Uganda to Benefit From Global Climate Fund - Experts

Uganda could use this support to rehabilitate infrastructure, invest in renewable energy, and implement adaptive strategies crucial for navigating future climate risks, says PwC.
a health centre in Buliisa District near Lake Albert, submerged as water levels rose in 2019
Experts have given their thoughts on the climate related Loss and Damage compensation fund that was reignited at the world climate conference opening day.

In an act described as "a surprise that has lit up COP28" taking place in the United Arab Emirates (UAE), delegates agreed to launch a long-awaited fund to pay for  damage from climate-linked disasters.

But it was the Conference host and president Sultan al Jaber who  "shook up the meeting" with raising the issue and his country pledging 100 million dollars to the fund, an amount equalled by Germany, while other countries like the EU, UK, US and announced contributions of around 400 million dollars.

The funds are aimed at supporting poor countries, including Uganda, that have suffered the impacts of climate change like extreme weather and slow-onset disasters such as sea level rises, ocean acidification, and melting glaciers.

"It's hoped the deal will provide the momentum for an ambitious wider agreement on action during the summit," says the Civil Society Budget Advocacy Group. The group says that the deal which was first proposed in the mid 1990s was fought by the developed countries, not because they didn't have the money, but because they didn't want to compensate the main sufferers for their activities.

UN Secretary General Antonio Guterres said climate justice was being delivered. 

"I welcome the decision taken at the opening of COP 28 to oparationalize the new Loss and Damage Fund, an essential tool for delivering climate justice," he posted on social media platform, X.

The idea of the Loss and Damage Fund was first introduced by Vanuatu in 1991 as there was more recognition that those bearing the heaviest impact of climate change were the least contributors, the poor countries.

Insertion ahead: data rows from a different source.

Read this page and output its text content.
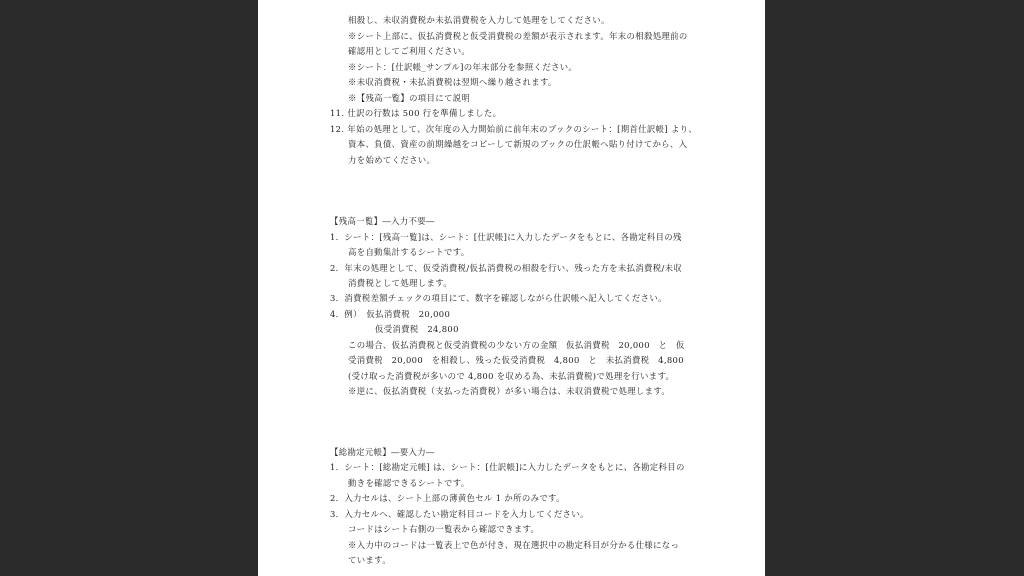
相殺し、未収消費税か未払消費税を入力して処理をしてください。
※シート上部に、仮払消費税と仮受消費税の差額が表示されます。年末の相殺処理前の
確認用としてご利用ください。
※シート：[仕訳帳_サンプル]の年末部分を参照ください。
※未収消費税・未払消費税は翌期へ繰り越されます。
※【残高一覧】の項目にて説明
11. 仕訳の行数は 500 行を準備しました。
12. 年始の処理として、次年度の入力開始前に前年末のブックのシート：[期首仕訳帳] より、
資本、負債、資産の前期繰越をコピーして新規のブックの仕訳帳へ貼り付けてから、入
力を始めてください。
【残高一覧】―入力不要―
1．シート：[残高一覧]は、シート：[仕訳帳]に入力したデータをもとに、各勘定科目の残
高を自動集計するシートです。
2．年末の処理として、仮受消費税/仮払消費税の相殺を行い、残った方を未払消費税/未収
消費税として処理します。
3．消費税差額チェックの項目にて、数字を確認しながら仕訳帳へ記入してください。
4．例）　仮払消費税　20,000
仮受消費税　24,800
この場合、仮払消費税と仮受消費税の少ない方の金額　仮払消費税　20,000　と　仮
受消費税　20,000　を相殺し、残った仮受消費税　4,800　と　未払消費税　4,800
(受け取った消費税が多いので 4,800 を収める為、未払消費税)で処理を行います。
※逆に、仮払消費税（支払った消費税）が多い場合は、未収消費税で処理します。
【総勘定元帳】―要入力―
1．シート：[総勘定元帳] は、シート：[仕訳帳]に入力したデータをもとに、各勘定科目の
動きを確認できるシートです。
2．入力セルは、シート上部の薄黄色セル 1 か所のみです。
3．入力セルへ、確認したい勘定科目コードを入力してください。
コードはシート右側の一覧表から確認できます。
※入力中のコードは一覧表上で色が付き、現在選択中の勘定科目が分かる仕様になっ
ています。
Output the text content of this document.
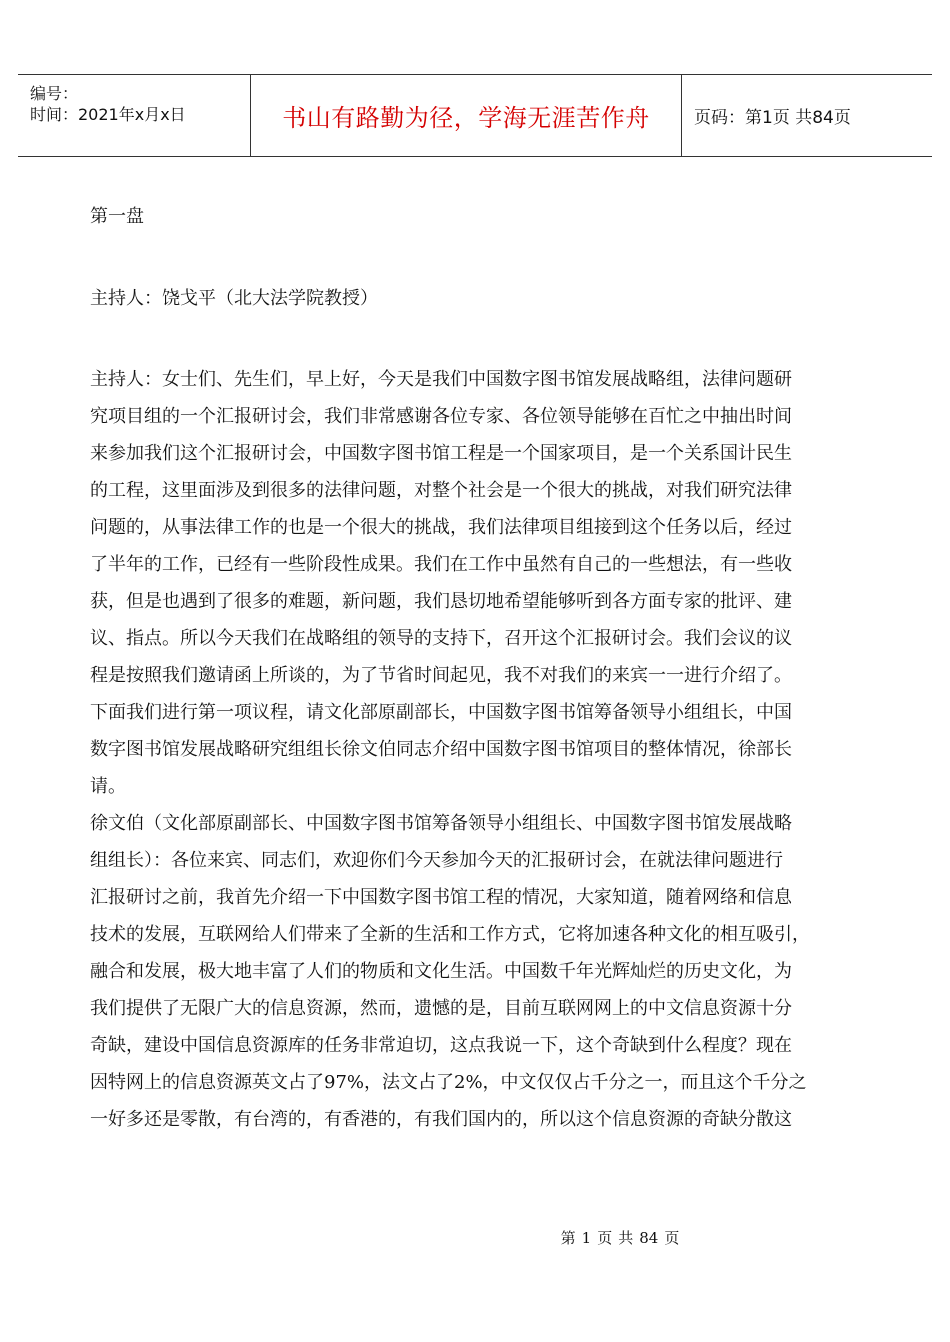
编号：
时间：2021年x月x日	书山有路勤为径，学海无涯苦作舟	页码：第1页 共84页
第一盘
主持人：饶戈平（北大法学院教授）
主持人：女士们、先生们，早上好，今天是我们中国数字图书馆发展战略组，法律问题研
究项目组的一个汇报研讨会，我们非常感谢各位专家、各位领导能够在百忙之中抽出时间
来参加我们这个汇报研讨会，中国数字图书馆工程是一个国家项目，是一个关系国计民生
的工程，这里面涉及到很多的法律问题，对整个社会是一个很大的挑战，对我们研究法律
问题的，从事法律工作的也是一个很大的挑战，我们法律项目组接到这个任务以后，经过
了半年的工作，已经有一些阶段性成果。我们在工作中虽然有自己的一些想法，有一些收
获，但是也遇到了很多的难题，新问题，我们恳切地希望能够听到各方面专家的批评、建
议、指点。所以今天我们在战略组的领导的支持下，召开这个汇报研讨会。我们会议的议
程是按照我们邀请函上所谈的，为了节省时间起见，我不对我们的来宾一一进行介绍了。
下面我们进行第一项议程，请文化部原副部长，中国数字图书馆筹备领导小组组长，中国
数字图书馆发展战略研究组组长徐文伯同志介绍中国数字图书馆项目的整体情况，徐部长
请。
徐文伯（文化部原副部长、中国数字图书馆筹备领导小组组长、中国数字图书馆发展战略
组组长）：各位来宾、同志们，欢迎你们今天参加今天的汇报研讨会，在就法律问题进行
汇报研讨之前，我首先介绍一下中国数字图书馆工程的情况，大家知道，随着网络和信息
技术的发展，互联网给人们带来了全新的生活和工作方式，它将加速各种文化的相互吸引，
融合和发展，极大地丰富了人们的物质和文化生活。中国数千年光辉灿烂的历史文化，为
我们提供了无限广大的信息资源，然而，遗憾的是，目前互联网网上的中文信息资源十分
奇缺，建设中国信息资源库的任务非常迫切，这点我说一下，这个奇缺到什么程度？现在
因特网上的信息资源英文占了97%，法文占了2%，中文仅仅占千分之一，而且这个千分之
一好多还是零散，有台湾的，有香港的，有我们国内的，所以这个信息资源的奇缺分散这
第 1 页 共 84 页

"For decades, richer countries fought tooth and nail against the idea of such a fund, wary of having to pay "compensation" for historic carbon emissions. At the heart of the push for this fund is a recognition that those countries likely to be most affected by climate change are the least responsible for the problem itself."

The civil society is upbeat that is implemented, the fund would ensure those who created the problem of climate change - developed states and major emitters - would compensate those experiencing its most devastating effects.

Experts also say that as the effects of climate change increase, including rising sea levels abetting natural disasters, there is a recognition that the world has failed to prevent climate change from happening.

Al Jaber's move followed several meetings amongst world leaders since the climate conference that was held in Egypt last year, at which calls for the find were made. 

The talks then centered on how the fund would work, who would commit to it, and who would qualify to get the funds.

In her opinion, Theresa Bazudde, Associate, Risk Assurance Services at PwC Uganda, calls this a "monumental step that goes beyond mere compensation, marking a new era of empowerment for developing nations battling the impacts of climate change."

She says if implemented and well utilised, Uganda stands to benefit from the fund.

"For Uganda, this fund signifies a pathway to comprehensive change; providing tools for short-term relief and long-term resilience," said Bazudde. She adds that there are several sectors that have been affected by effects of climate change that require such support.

"Uganda could use this support to rehabilitate infrastructure, invest in renewable energy, and implement adaptive strategies crucial for navigating future climate risks." According to her, the move by the world on the fund reflects global responsibility and solidarity.

"It recognises historical injustices and the urgent need to mitigate the effects of climate change on the most vulnerable. The narrative is changing from assistance to cooperation and empowerment, with affected nations shaping their own future."